A partir da Mística Evangélica do compromisso com os pobres, que mensagem podemos tirar para a Espiritualidade atual? Jesus e seu movimento nos inspiram a fortalecer o princípio de subsidiariedade, ou seja, o maior não faça o que o menor pode e deve fazer. Deus não intervém no que pode e deve ser feito pela humanidade. Deus é santo, é o totalmente Outro. Nós somos criaturas co-criadoras. Incomoda a muita gente o fato de Deus parecer estar de braços cruzados na arquibancada da vida, enquanto 2/3 da humanidade são crucificados.

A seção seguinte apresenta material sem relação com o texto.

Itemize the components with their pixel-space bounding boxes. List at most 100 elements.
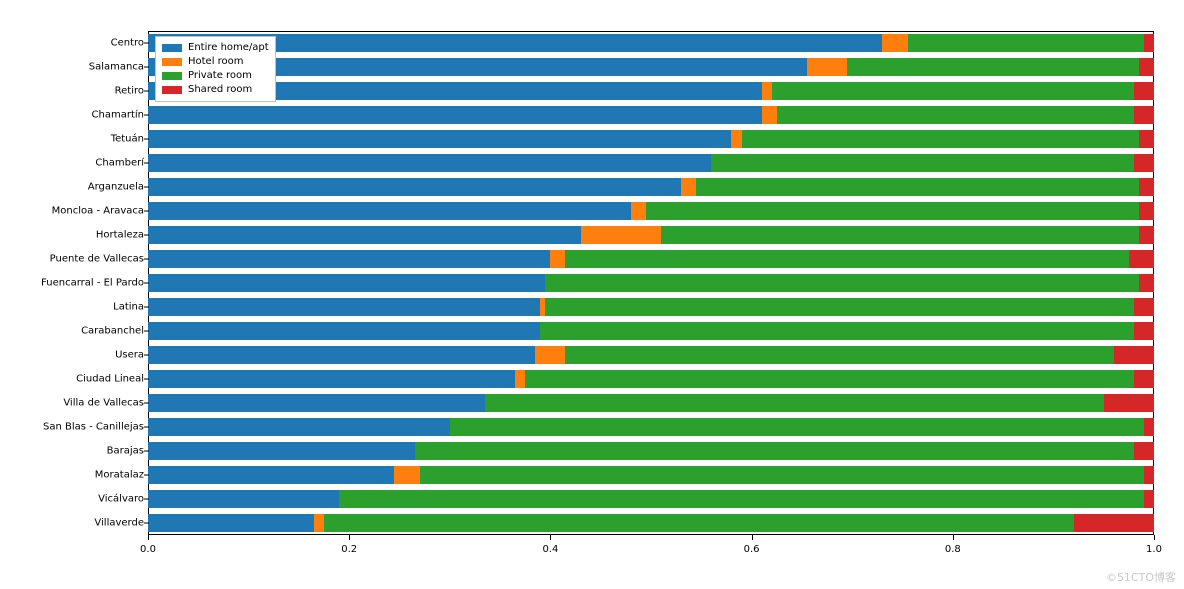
- bar-segment: [1139, 178, 1154, 197]
- bar-segment: [1144, 490, 1154, 509]
- x-tick-label: 0.6: [744, 544, 760, 555]
- bar-segment: [148, 154, 711, 173]
- bar-segment: [1129, 250, 1154, 269]
- x-tick: [1154, 535, 1155, 540]
- bar-row: [148, 34, 1154, 53]
- x-tick-label: 0.8: [945, 544, 961, 555]
- y-tick: [144, 283, 149, 284]
- bar-row: [148, 106, 1154, 125]
- bar-row: [148, 370, 1154, 389]
- bar-segment: [1134, 322, 1154, 341]
- y-tick: [144, 91, 149, 92]
- bar-segment: [148, 274, 545, 293]
- y-tick: [144, 379, 149, 380]
- y-tick-label: Centro: [111, 38, 144, 49]
- y-tick: [144, 67, 149, 68]
- y-tick: [144, 427, 149, 428]
- legend-item: Entire home/apt: [162, 41, 269, 55]
- bar-segment: [148, 130, 731, 149]
- bar-segment: [1139, 274, 1154, 293]
- bar-segment: [847, 58, 1139, 77]
- bar-segment: [148, 226, 581, 245]
- x-axis: 0.00.20.40.60.81.0: [148, 540, 1154, 560]
- bar-row: [148, 490, 1154, 509]
- legend-swatch: [162, 86, 182, 94]
- y-tick-label: Salamanca: [89, 62, 144, 73]
- y-tick: [144, 139, 149, 140]
- bar-segment: [1139, 58, 1154, 77]
- y-tick-label: Carabanchel: [81, 326, 144, 337]
- y-tick: [144, 355, 149, 356]
- bar-row: [148, 418, 1154, 437]
- y-tick-label: Fuencarral - El Pardo: [41, 278, 144, 289]
- bar-segment: [1144, 418, 1154, 437]
- x-tick-label: 0.2: [341, 544, 357, 555]
- bar-segment: [148, 346, 535, 365]
- legend-item: Hotel room: [162, 55, 269, 69]
- bar-segment: [450, 418, 1144, 437]
- y-tick-label: Hortaleza: [96, 230, 144, 241]
- legend: Entire home/aptHotel roomPrivate roomSha…: [155, 36, 276, 102]
- bar-segment: [525, 370, 1134, 389]
- bar-segment: [148, 370, 515, 389]
- bar-row: [148, 202, 1154, 221]
- y-tick: [144, 307, 149, 308]
- legend-label: Private room: [188, 69, 252, 83]
- y-tick: [144, 211, 149, 212]
- bar-row: [148, 466, 1154, 485]
- bar-segment: [1134, 106, 1154, 125]
- legend-label: Entire home/apt: [188, 41, 269, 55]
- bar-segment: [1144, 466, 1154, 485]
- bar-segment: [1074, 514, 1154, 533]
- legend-item: Shared room: [162, 83, 269, 97]
- y-tick-label: Tetuán: [111, 134, 144, 145]
- bar-row: [148, 58, 1154, 77]
- bar-segment: [565, 346, 1113, 365]
- bar-segment: [545, 274, 1139, 293]
- bar-row: [148, 346, 1154, 365]
- bar-segment: [420, 466, 1144, 485]
- y-tick: [144, 163, 149, 164]
- y-tick: [144, 499, 149, 500]
- bar-segment: [515, 370, 525, 389]
- bar-segment: [777, 106, 1134, 125]
- bar-segment: [148, 250, 550, 269]
- y-tick: [144, 403, 149, 404]
- y-tick: [144, 115, 149, 116]
- y-tick-label: Barajas: [107, 446, 144, 457]
- bar-segment: [148, 322, 540, 341]
- y-tick-label: Vicálvaro: [98, 494, 144, 505]
- bar-row: [148, 82, 1154, 101]
- bar-segment: [696, 178, 1139, 197]
- legend-label: Hotel room: [188, 55, 244, 69]
- bar-segment: [1139, 130, 1154, 149]
- bar-segment: [148, 514, 314, 533]
- bar-segment: [908, 34, 1144, 53]
- bar-segment: [1114, 346, 1154, 365]
- bar-segment: [148, 394, 485, 413]
- bar-segment: [148, 490, 339, 509]
- bar-row: [148, 178, 1154, 197]
- y-tick-label: Villaverde: [94, 518, 144, 529]
- x-tick-label: 0.4: [542, 544, 558, 555]
- bar-segment: [394, 466, 419, 485]
- x-tick: [550, 535, 551, 540]
- y-tick-label: Moratalaz: [95, 470, 144, 481]
- y-tick: [144, 187, 149, 188]
- bar-segment: [762, 82, 772, 101]
- bar-segment: [148, 178, 681, 197]
- bar-segment: [762, 106, 777, 125]
- y-tick-label: Villa de Vallecas: [63, 398, 144, 409]
- bar-row: [148, 250, 1154, 269]
- bar-segment: [324, 514, 1073, 533]
- y-tick: [144, 331, 149, 332]
- y-tick: [144, 475, 149, 476]
- bar-segment: [148, 442, 415, 461]
- bar-segment: [545, 298, 1134, 317]
- bar-segment: [1139, 202, 1154, 221]
- y-tick-label: Puente de Vallecas: [50, 254, 144, 265]
- bar-row: [148, 130, 1154, 149]
- bar-segment: [1139, 226, 1154, 245]
- y-tick-label: San Blas - Canillejas: [43, 422, 144, 433]
- bar-segment: [661, 226, 1139, 245]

Uma pessoa incomodada com o sofrimento dos inocentes questionou um sábio indiano: “Deus não faz nada para salvar os inocentes da cruz?” O sábio respondeu: “Você foi feito!”

A Mística Evangélica do compromisso com os pobres questiona veementemente e coloca em xeque as espiritualidades do “espirotosantismo”(2), desencarnadas, volatizadoras da fé cristã, alienantes, devocionistas. Todas as místicas que fomentam ou são cúmplices das lógicas capitalistas e fundamentalistas são desmascaradas por Jesus.

Na Mística de Jesus o que salva é o modo, o jeito, como se tecem as relações. A salvação acontece, não é dada como ato feito. Jesus, a grande Testemunha, não caiu pronto do céu. Jesus brotou da humanidade, de uma herança milenar de relações proféticas, místicas e autenticamente religiosas. Todo mundo colaborou, os bons e os maus, para que, em Jesus, Deus eclodisse na História. Com Jesus o véu da história cai, mas Ele não esgota o infinito. O movimento da vida continua rumo à comunhão maior com Deus e com tudo.

No final da vida, após ter perdido quase todo o apoio popular, Jesus teve que perguntar aos discípulos e discípulas: “Vocês também querem ir?” Ou: vocês topam a parada? O desafio está em nossas mãos. Jesus passou a cada dia a batata quente para nós. Corre conosco ao nosso lado, mas jamais nos substitui. Fé adulta tem aquele/a que ultrapassa a idéia de Deus como um “tapador de buraco”.

Vivenciar a Mística Evangélica do compromisso com os pobres implica um constante "trânsito cultural", uma espiritualidade de "diáspora", exodal, fora dos muros seguros do aparato institucional. Experimenta-se a tensão entre instituição e carisma, a insegurança, a busca e até a frustração com nossas igrejas. Recordemos Dom Antônio Fragoso, bispo emérito de Crateús/CE, que, despojado de todos os privilégios episcopais, tem como ideal de espiritualidade ser uma “pessoa comum” na periferia de João Pessoa, onde mora, vivendo a espiritualidade da “inutilidade”.

Muitos dizem que ser cristão autêntico implica caminhar sempre na contramão, mas pensando bem, quem está na contramão são os adeptos do Poder dominação. Este caminho é bom e santo. Caminhai por ele.

(1) Entusiasmar-se é descobrir-se dentro de Deus. Etimologicamente trata-se de “en-teo-asma”, ou seja, dentro do Espírito de Deus. É mais do que ter Deus dentro de si.

(2) Trata-se de uma tendência religiosa que absolutiza o Espírito Santo como condutor de nossas vidas, ofuscando assim a Trindade Santa que se compõe também pelo Pai e pelo Filho, Jesus Cristo.

 

BIBLIOGRAFIA DE APOIO

CASALDÁLIGA, P., Com Deus no meio do Povo, Col. Espiritualidade no conflito 2, Ed. Paulinas, São Paulo, 1985.
COMBLIN, J., O povo de Deus, Paulus, São Paulo, 2002, pp.238-281.
MOREIRA, G. L., COMPAIXÃO-MISERICÓRDIA, uma espiritualidade que humaniza, Paulinas, São Paulo, 1996.
NOLAN, A., Espiritualidade do serviço aos pobres, Ed. Paulinas, São Paulo, 1992.
SOBRINO, J., Espiritualidade da Libertação, Estrutura e Conteúdos, Col. Teologia da Libertação – Comentários 10, São Paulo, 1992.
VV.AA., Espiritualidade e Mística, CESEP, Curso de Verão Ano XI, Paulus, São Paulo, 1997.